No matter. Starostin was unfazed and he set to work to create a hybrid language, more like a conlanger than a comparative linguist. He no doubt figured that his language would serve as a valid ancestor to both language families. Only one problem. It only works if you ignore rigourous methodology. Here are just a few flaws that I notice with North Caucasian that proponents just don't care enough about:

1. Violations of phonological markedness are everywhere
I think Starostin had a "diacritic addiction". For example, all pronouns like first person *zō violate markedness because plain *z is so rare in his convoluted phonology while palatal *ź is used to explain almost everything (see his list of 'z words' here) where his diacritic bias is self-evident. Many phonemic exotica are far too often employed, such as *ƛ̣, to make up for his shortcomings in taking the time to adequately demonstrate sound correspondences (e.g. the ambiguous reconstruction *Ł_ĕɫV̆ with link here). Through the use of contrived sounds as a smokescreen, void of a discernible phonological structure that all human languages have, he can freely connect different etyma together no matter how large of a leapfrog we have to hurdle to swallow it, making it seem to laymen as though North Caucasian has a lot more evidence behind it than it actually does.

2. The pronominal system is unnatural

Considering that his reconstructed pronouns curiously use only voiced consonants, an attentive linguist might consider the effects of sentence-internal lenition on grammatical elements and more sensibly reconstruct unvoiced *s for *z in the 1ps pronoun or *t instead of *d for the 2ps pronoun. One might also reduce the bloated phonemic inventory to a more manageable level that could then be finally accounted for systematically by demonstrable proof, instead of leaving it all hanging as an empty assertion.

3. Shoddy claims in more understood language groups of his database compromise his credibility.

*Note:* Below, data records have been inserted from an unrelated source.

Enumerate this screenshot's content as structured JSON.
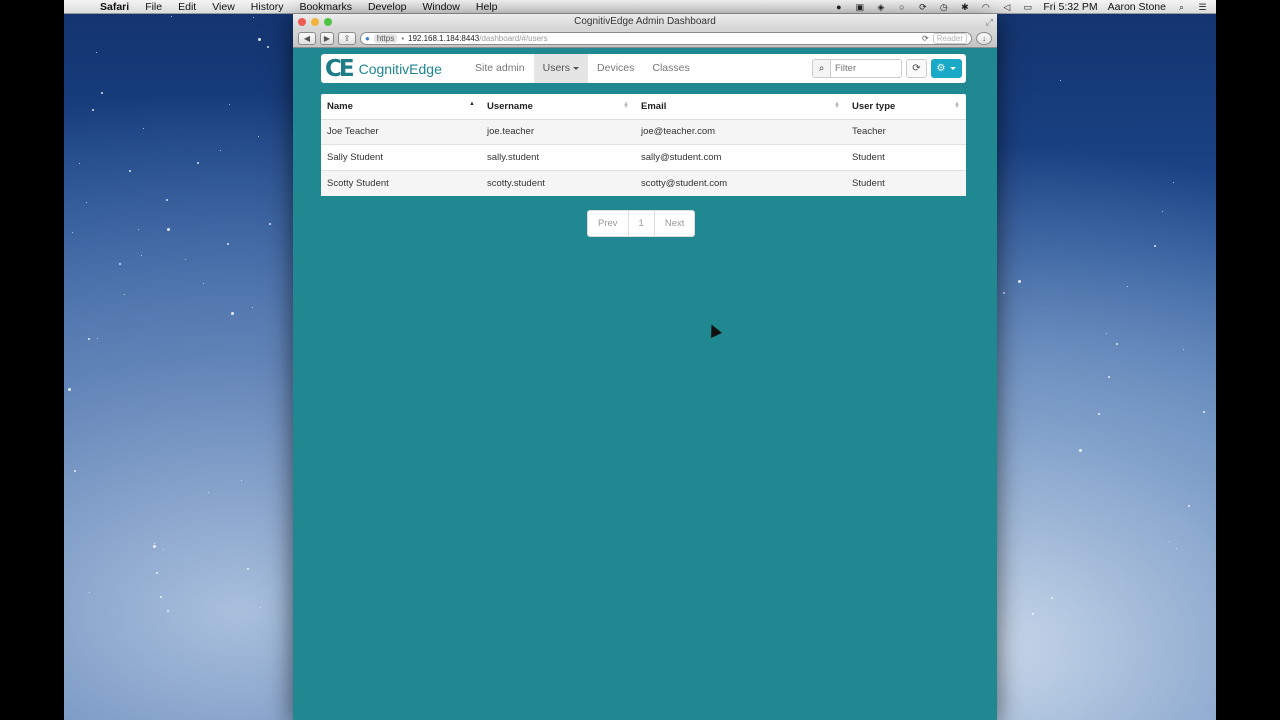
{
  "menubar": {
    "app": "Safari",
    "items": [
      "File",
      "Edit",
      "View",
      "History",
      "Bookmarks",
      "Develop",
      "Window",
      "Help"
    ],
    "clock": "Fri 5:32 PM",
    "user": "Aaron Stone"
  },
  "browser": {
    "title": "CognitivEdge Admin Dashboard",
    "url_scheme": "https",
    "url_host": "192.168.1.184:8443",
    "url_path": "/dashboard/#/users",
    "reader_label": "Reader"
  },
  "nav": {
    "brand_mark": "CE",
    "brand_name": "CognitivEdge",
    "items": [
      {
        "label": "Site admin"
      },
      {
        "label": "Users",
        "active": true
      },
      {
        "label": "Devices"
      },
      {
        "label": "Classes"
      }
    ],
    "filter_placeholder": "Filter"
  },
  "table": {
    "columns": [
      "Name",
      "Username",
      "Email",
      "User type"
    ],
    "rows": [
      [
        "Joe Teacher",
        "joe.teacher",
        "joe@teacher.com",
        "Teacher"
      ],
      [
        "Sally Student",
        "sally.student",
        "sally@student.com",
        "Student"
      ],
      [
        "Scotty Student",
        "scotty.student",
        "scotty@student.com",
        "Student"
      ]
    ]
  },
  "pager": {
    "prev": "Prev",
    "page": "1",
    "next": "Next"
  },
  "colors": {
    "page_bg": "#1f8890",
    "accent": "#1ba9c8",
    "brand": "#1d7c88"
  }
}
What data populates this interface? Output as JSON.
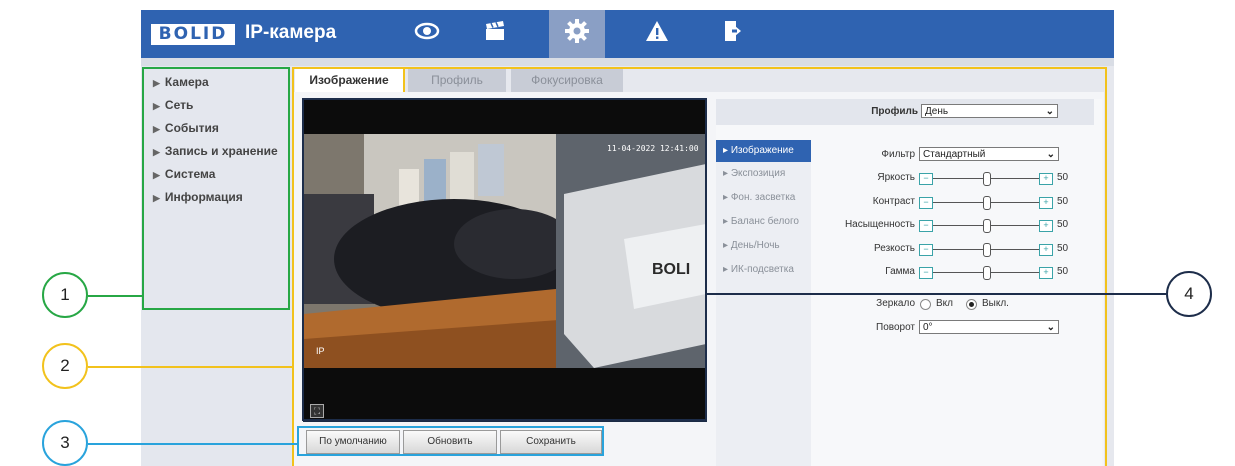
{
  "header": {
    "logo_text": "BOLID",
    "title": "IP-камера",
    "nav": [
      {
        "icon": "eye-icon"
      },
      {
        "icon": "clapperboard-icon"
      },
      {
        "icon": "gear-icon",
        "active": true
      },
      {
        "icon": "warning-icon"
      },
      {
        "icon": "logout-icon"
      }
    ]
  },
  "sidebar": {
    "items": [
      {
        "label": "Камера"
      },
      {
        "label": "Сеть"
      },
      {
        "label": "События"
      },
      {
        "label": "Запись и хранение"
      },
      {
        "label": "Система"
      },
      {
        "label": "Информация"
      }
    ]
  },
  "tabs": [
    {
      "label": "Изображение",
      "active": true
    },
    {
      "label": "Профиль"
    },
    {
      "label": "Фокусировка"
    }
  ],
  "video": {
    "timestamp": "11-04-2022 12:41:00",
    "channel": "IP"
  },
  "image_settings": {
    "profile_label": "Профиль",
    "profile_value": "День",
    "submenu": [
      {
        "label": "Изображение",
        "active": true
      },
      {
        "label": "Экспозиция"
      },
      {
        "label": "Фон. засветка"
      },
      {
        "label": "Баланс белого"
      },
      {
        "label": "День/Ночь"
      },
      {
        "label": "ИК-подсветка"
      }
    ],
    "filter_label": "Фильтр",
    "filter_value": "Стандартный",
    "sliders": [
      {
        "label": "Яркость",
        "value": 50
      },
      {
        "label": "Контраст",
        "value": 50
      },
      {
        "label": "Насыщенность",
        "value": 50
      },
      {
        "label": "Резкость",
        "value": 50
      },
      {
        "label": "Гамма",
        "value": 50
      }
    ],
    "mirror_label": "Зеркало",
    "mirror_on": "Вкл",
    "mirror_off": "Выкл.",
    "mirror_selected": "off",
    "rotate_label": "Поворот",
    "rotate_value": "0°"
  },
  "buttons": {
    "default": "По умолчанию",
    "refresh": "Обновить",
    "save": "Сохранить"
  },
  "callouts": [
    "1",
    "2",
    "3",
    "4"
  ],
  "colors": {
    "header_blue": "#2f63b1",
    "callout_green": "#27a745",
    "callout_yellow": "#f2c21c",
    "callout_blue": "#29a3dc",
    "callout_navy": "#1d2d4a"
  }
}
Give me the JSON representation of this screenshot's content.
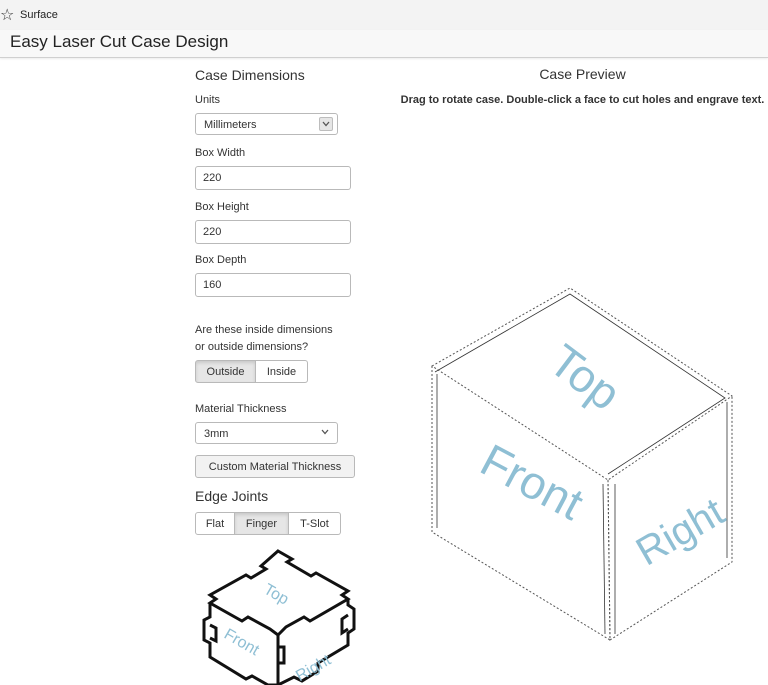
{
  "window": {
    "title": "Surface",
    "icon": "star-icon"
  },
  "app": {
    "title": "Easy Laser Cut Case Design"
  },
  "dimensions": {
    "heading": "Case Dimensions",
    "units_label": "Units",
    "units_value": "Millimeters",
    "width_label": "Box Width",
    "width_value": "220",
    "height_label": "Box Height",
    "height_value": "220",
    "depth_label": "Box Depth",
    "depth_value": "160",
    "io_question_line1": "Are these inside dimensions",
    "io_question_line2": "or outside dimensions?",
    "io_options": [
      "Outside",
      "Inside"
    ],
    "io_selected": "Outside",
    "thickness_label": "Material Thickness",
    "thickness_value": "3mm",
    "custom_thickness_label": "Custom Material Thickness"
  },
  "edge_joints": {
    "heading": "Edge Joints",
    "options": [
      "Flat",
      "Finger",
      "T-Slot"
    ],
    "selected": "Finger"
  },
  "joint_thumbnail": {
    "faces": [
      "Top",
      "Front",
      "Right"
    ]
  },
  "preview": {
    "heading": "Case Preview",
    "help": "Drag to rotate case. Double-click a face to cut holes and engrave text.",
    "faces": [
      "Top",
      "Front",
      "Right"
    ]
  },
  "colors": {
    "face_label": "#8fbfd4",
    "active_button": "#e6e6e6",
    "edge_line": "#444444"
  }
}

Nothing could be more far-flung than Altaic **séjra "three" (link here) when Altaicists reconstruct *göl- "three" on more direct evidence (Mongolian gurav, Japanese kokono-). Despite the fact that it is agreed upon by specialists that Proto-Dravidian is reconstructed without voicing contrast in stops (read here), Starostin took an anarchist approach by representing Dravidian with them (link here).
The number of protolanguages in his database and the wide variety is impressive. The quantity of seeming information alone would cause many to believe that his work is exceptional. However, quantity is not quality. I think that what the issue was with Sergei Starostin was that, like many language lovers, they failed to see that linguistics is a science and not a form of artistic expression.